Search code examples
machine-learningstackedensemble-learning

Stacking, Stacked generalization Algorithm


I'm trying to understand how stacking works, but so far I'm not sure if I understand it correctly. So here is what I understand so far:

  1. we train each of the k base learner (level-0) with the complete data set.

  2. we let each of the k base learner predict the whole data set.

  3. we create a new data set from all the predictions of the k base learner. The new data set looks like our original data set + the predictions of each base learner.

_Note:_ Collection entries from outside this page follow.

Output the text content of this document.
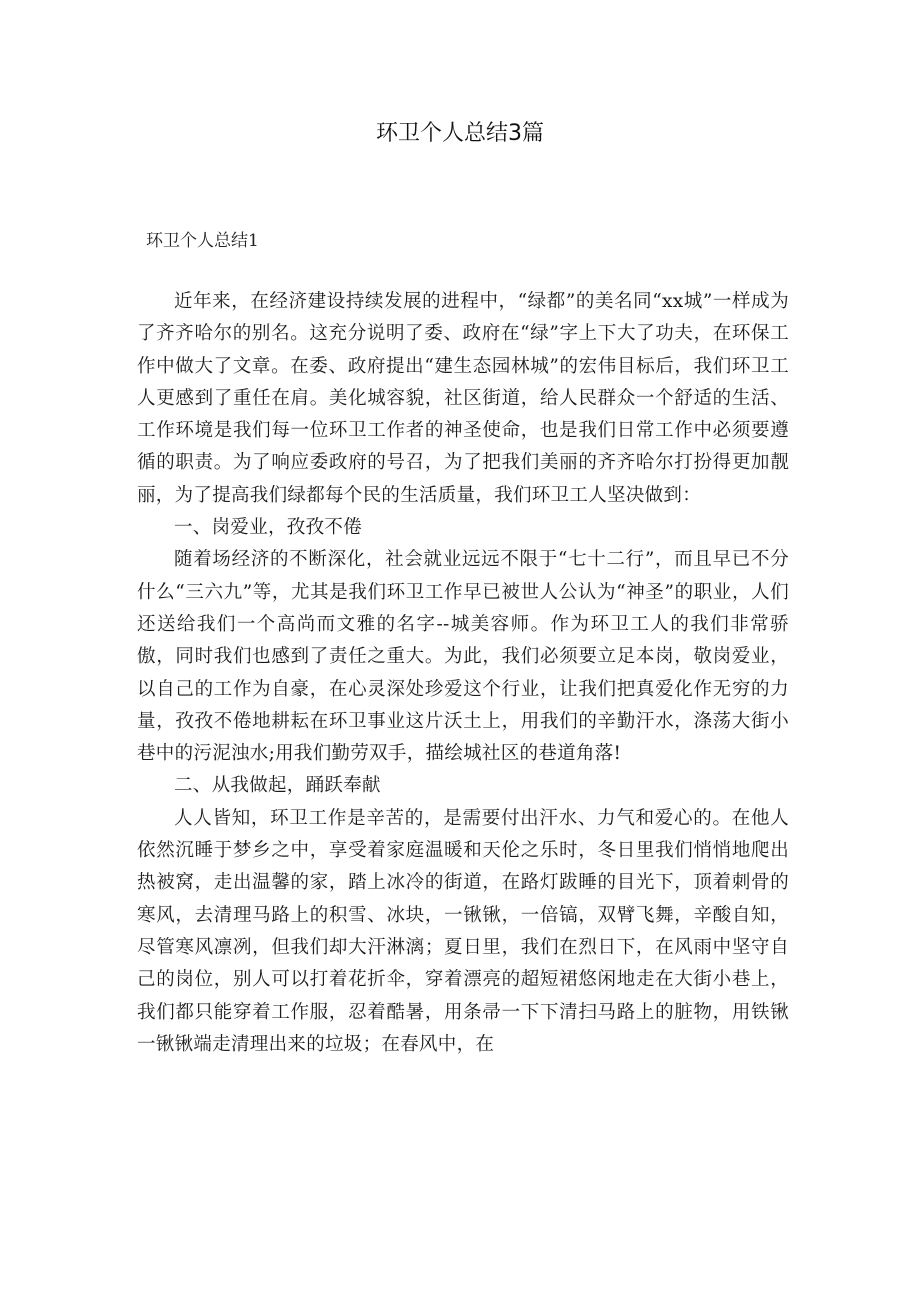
环卫个人总结3篇
环卫个人总结1

近年来，在经济建设持续发展的进程中，“绿都”的美名同“xx城”一样成为了齐齐哈尔的别名。这充分说明了委、政府在“绿”字上下大了功夫，在环保工作中做大了文章。在委、政府提出“建生态园林城”的宏伟目标后，我们环卫工人更感到了重任在肩。美化城容貌，社区街道，给人民群众一个舒适的生活、工作环境是我们每一位环卫工作者的神圣使命，也是我们日常工作中必须要遵循的职责。为了响应委政府的号召，为了把我们美丽的齐齐哈尔打扮得更加靓丽，为了提高我们绿都每个民的生活质量，我们环卫工人坚决做到：

一、岗爱业，孜孜不倦

随着场经济的不断深化，社会就业远远不限于“七十二行”，而且早已不分什么“三六九”等，尤其是我们环卫工作早已被世人公认为“神圣”的职业，人们还送给我们一个高尚而文雅的名字--城美容师。作为环卫工人的我们非常骄傲，同时我们也感到了责任之重大。为此，我们必须要立足本岗，敬岗爱业，以自己的工作为自豪，在心灵深处珍爱这个行业，让我们把真爱化作无穷的力量，孜孜不倦地耕耘在环卫事业这片沃土上，用我们的辛勤汗水，涤荡大街小巷中的污泥浊水;用我们勤劳双手，描绘城社区的巷道角落!

二、从我做起，踊跃奉献

人人皆知，环卫工作是辛苦的，是需要付出汗水、力气和爱心的。在他人依然沉睡于梦乡之中，享受着家庭温暖和天伦之乐时，冬日里我们悄悄地爬出热被窝，走出温馨的家，踏上冰冷的街道，在路灯跋睡的目光下，顶着刺骨的寒风，去清理马路上的积雪、冰块，一锹锹，一倍镐，双臂飞舞，辛酸自知，尽管寒风凛冽，但我们却大汗淋漓；夏日里，我们在烈日下，在风雨中坚守自己的岗位，别人可以打着花折伞，穿着漂亮的超短裙悠闲地走在大街小巷上，我们都只能穿着工作服，忍着酷暑，用条帚一下下清扫马路上的脏物，用铁锹一锹锹端走清理出来的垃圾；在春风中，在
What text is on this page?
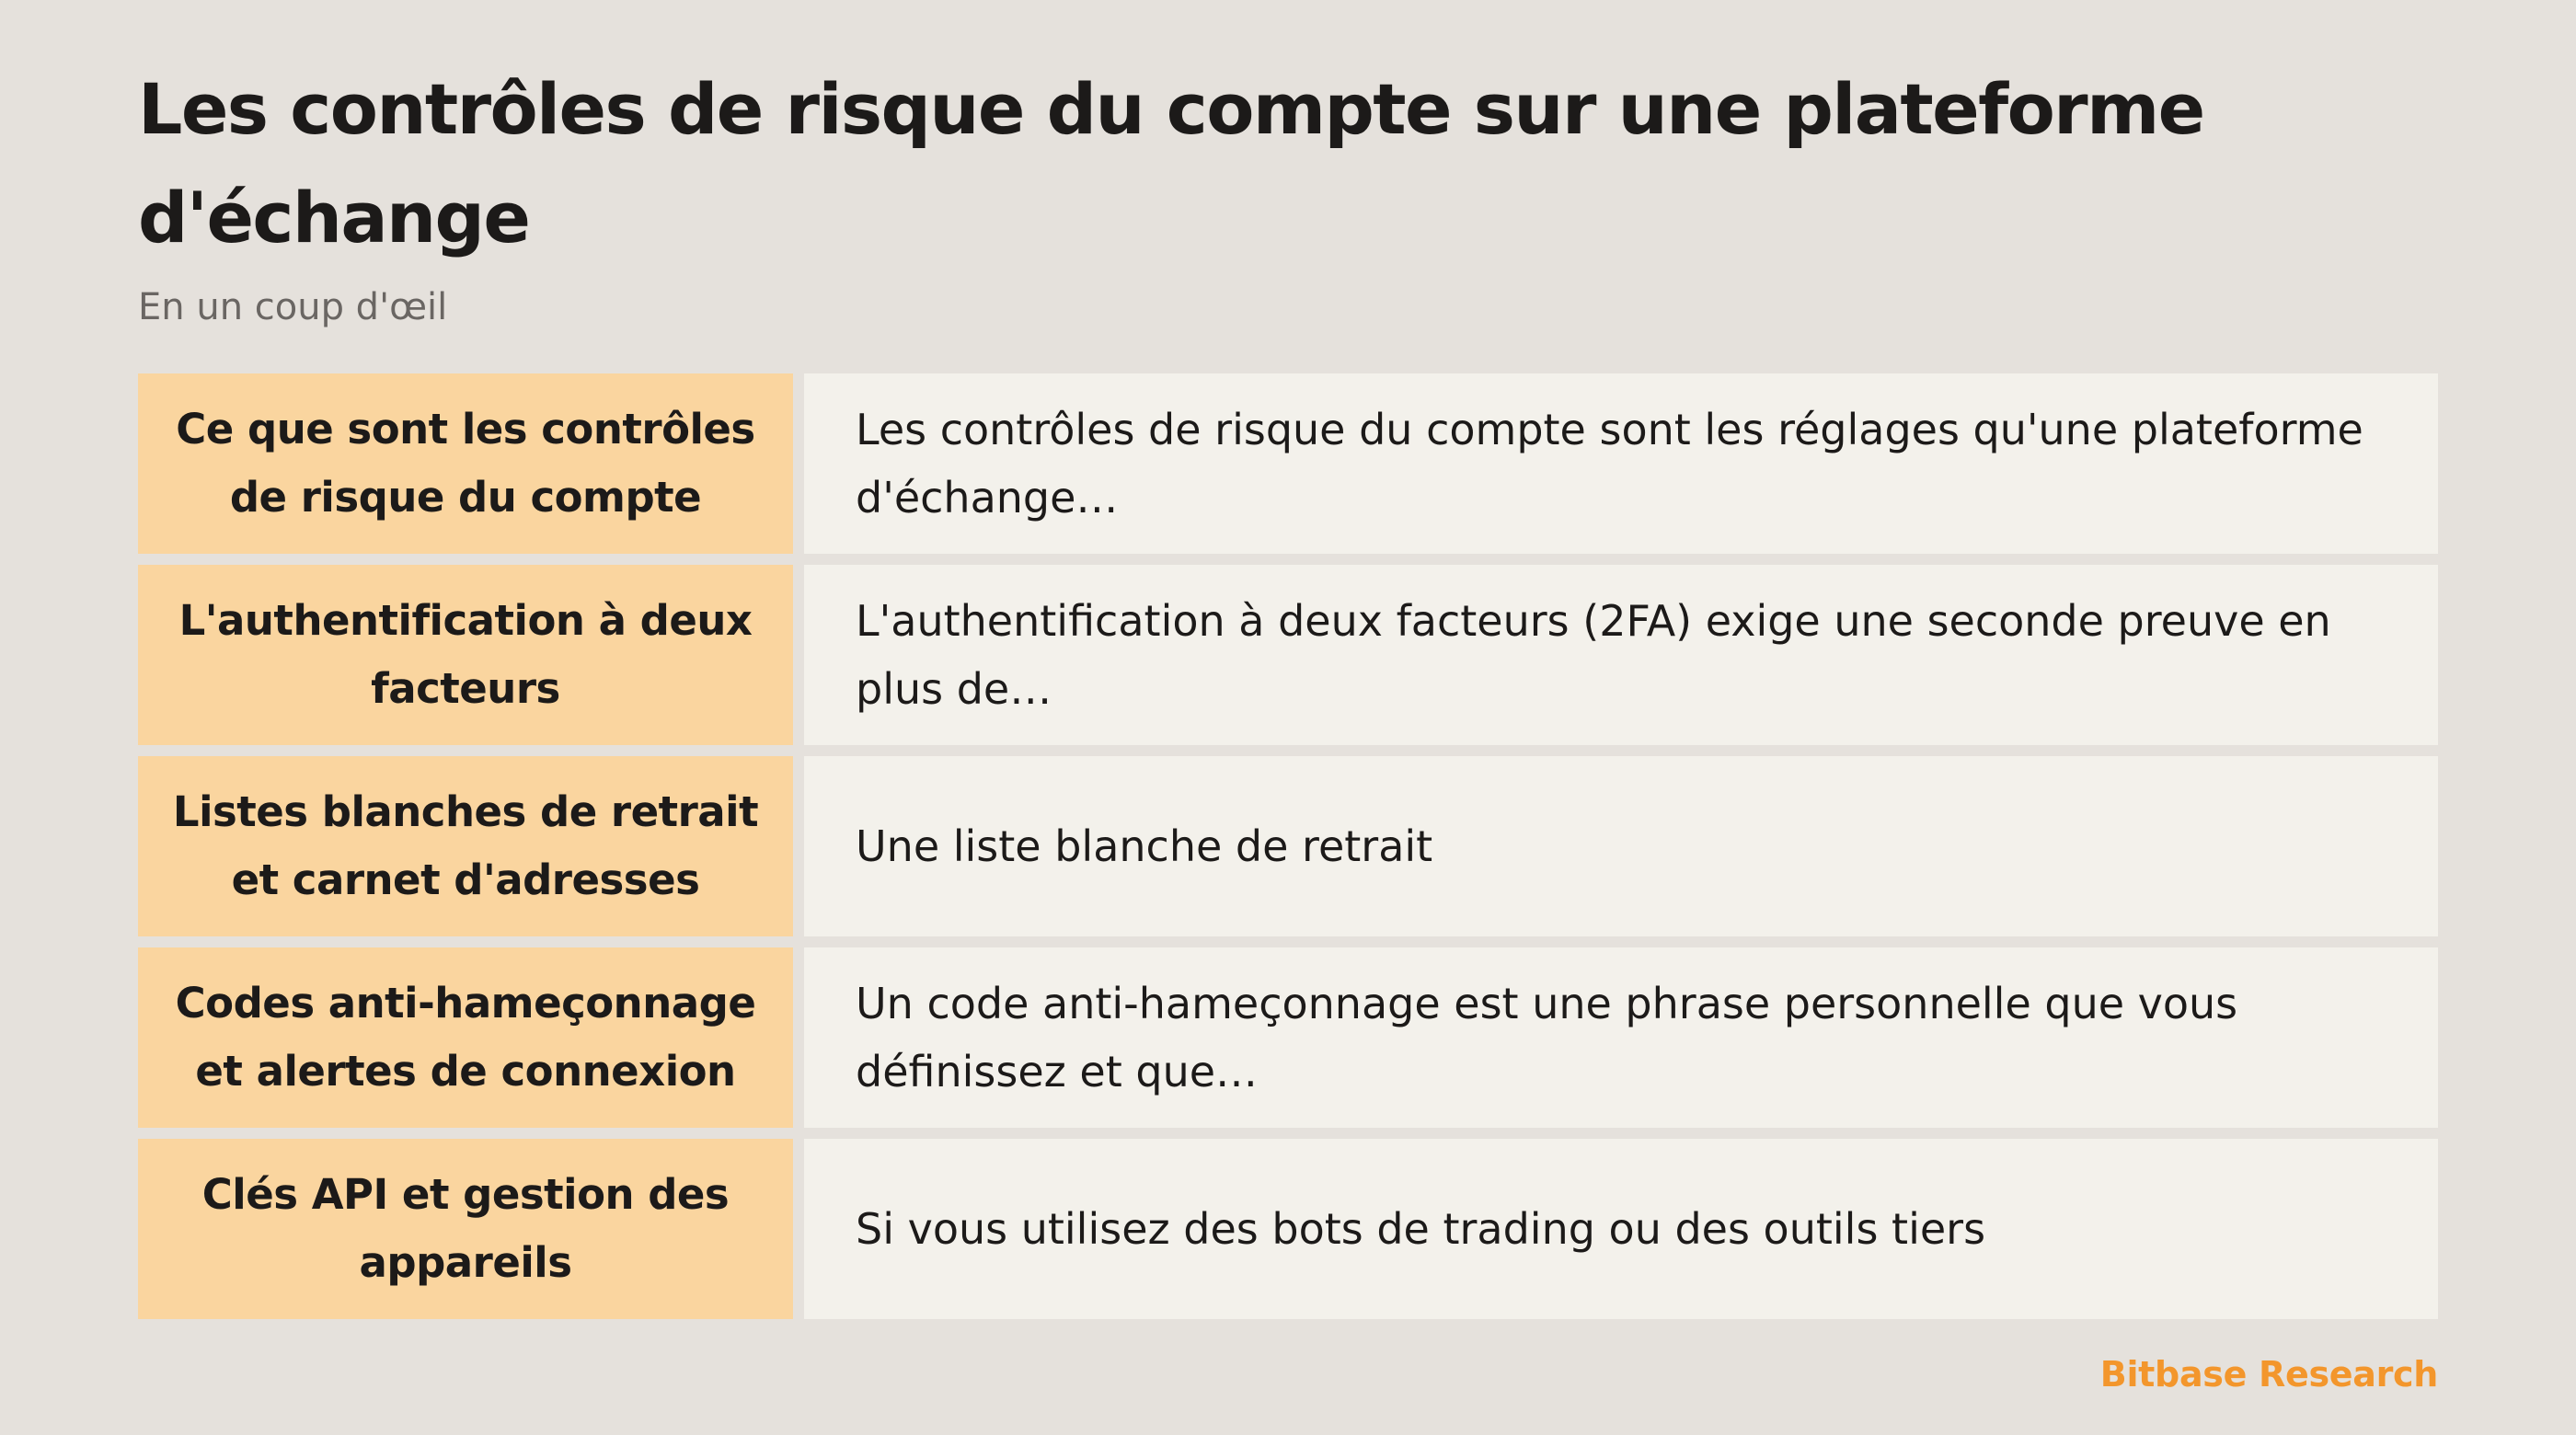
Les contrôles de risque du compte sur une plateforme d'échange

En un coup d'œil

Ce que sont les contrôles de risque du compte
Les contrôles de risque du compte sont les réglages qu'une plateforme d'échange…
L'authentification à deux facteurs
L'authentification à deux facteurs (2FA) exige une seconde preuve en plus de…
Listes blanches de retrait et carnet d'adresses
Une liste blanche de retrait
Codes anti-hameçonnage et alertes de connexion
Un code anti-hameçonnage est une phrase personnelle que vous définissez et que…
Clés API et gestion des appareils
Si vous utilisez des bots de trading ou des outils tiers
Bitbase Research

  4. this data set is used to train the meta learner (level-1).

My Questions:

  1. Is this so far correct?
  2. I often read that cross validation is somehow used for stacking, but I could not figure out, how is it used? Or is it even an essential part, that I'm missing?

Many thanks


Solution

  • Your understanding is mostly correct! On

    The new data set looks like our original data set + the predictions of each base learner.

    One could use original features + predictions of each base learner, but when people talking about stacking they are usually using just the predictions of each base learner.

    I often read that cross validation is somehow used for stacking, but i could not figure out, how it is used? Or is it even an essential part, that I'm missing?

    Yes, cross validation is often used with stacking. What happens is when you do it as you described, the meta model (level-1 as you call it) can over-fit from the predictions the base models made, as each prediction is being made having seen the whole dataset.

    So what you do is cross validation, and break the data up into k-folds. You use the predictions on the k-th held out fold (cycled through all k of them) to get a (hopefully) unbiased estimate of what the model would be predicting on unseen data. Then you fit the meta model to those (no cross validation there).